Pit. Mot. for Sum. J., Ex. 10 at 3.
CONCLUSION
Considering all of the foregoing, the Court agrees with Graphite Sales that the
subject merchandise should be classified under HTSUS 8516 because the description “electric heating resistors” more specifically describes the subject merchandise with a greater degree of accuracy and certainty than “other lighters, whether or not mechanical or electrical”. Therefore, under a GRI 3(a) analysis, HTSUS 8516 prevails over HTSUS 9613 and is the appropriate classification for the subject goods.
The GRIs are applied in numerical order. If the headings, subheadings and any relevant chapter notes resolve a classification issue, the matter stops there.
North American Processing Co. v.
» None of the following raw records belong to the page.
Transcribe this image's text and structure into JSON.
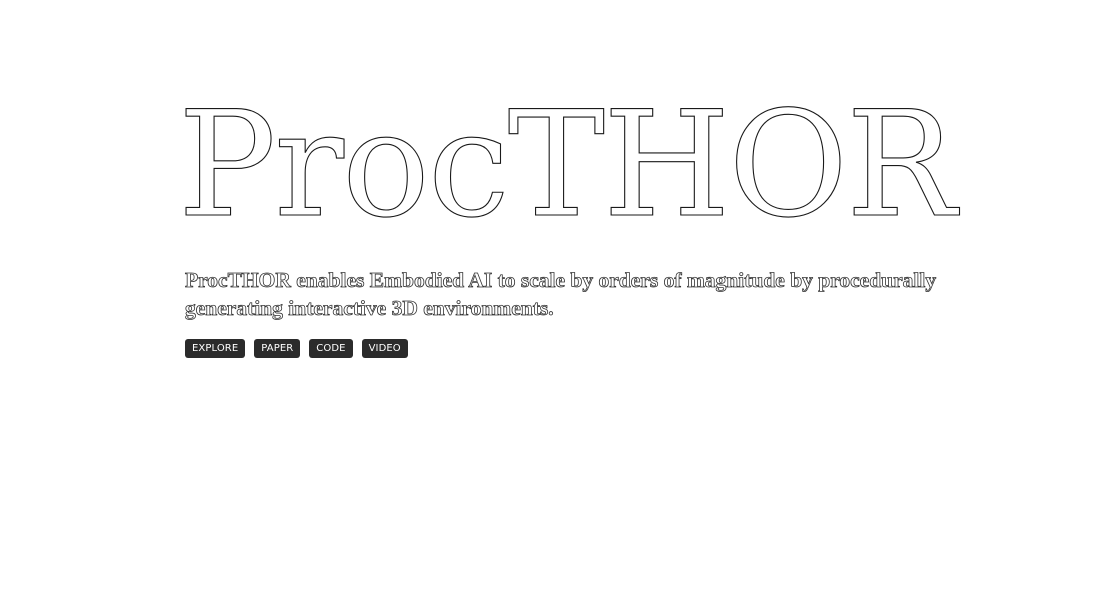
{
  "hero": {
    "title": "ProcTHOR",
    "subtitle": "ProcTHOR enables Embodied AI to scale by orders of magnitude by procedurally generating interactive 3D environments.",
    "buttons": [
      {
        "label": "EXPLORE"
      },
      {
        "label": "PAPER"
      },
      {
        "label": "CODE"
      },
      {
        "label": "VIDEO"
      }
    ]
  },
  "colors": {
    "background": "#ffffff",
    "button_bg": "#2b2b2b",
    "button_text": "#ffffff",
    "outline": "#1a1a1a"
  }
}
United States,
236 F.3d 695, 698 (Fed.Cir.2001). “The court applies the GRIs in numerical order and once a particular rule provides proper classification, the court may not consider any subsequent GRI.”
Lemans Corp. v. United States,
34 CIT -, -, 675 F.Supp.2d 1374, 1379 (2010),
appeal docketed,
No. 10-1295 (Fed.Cir. April 9, 2010). This matter has been decided at the GRI 3(a) level of analysis. Accordingly, the parties’ contentions which sought to extend beyond the GRI 3(a) level need not be addressed.
See Mita Copystar Am. v. United States,
160 F.3d 710, 712 (Fed.Cir.1998).
For the foregoing reasons, Graphite Sales’ Motion for Summary Judgment is granted and the Government’s Cross Motion for Summary Judgment is denied. The merchandise at issue is properly classified under HTSUS 8516.80.80. Judgment will be entered accordingly.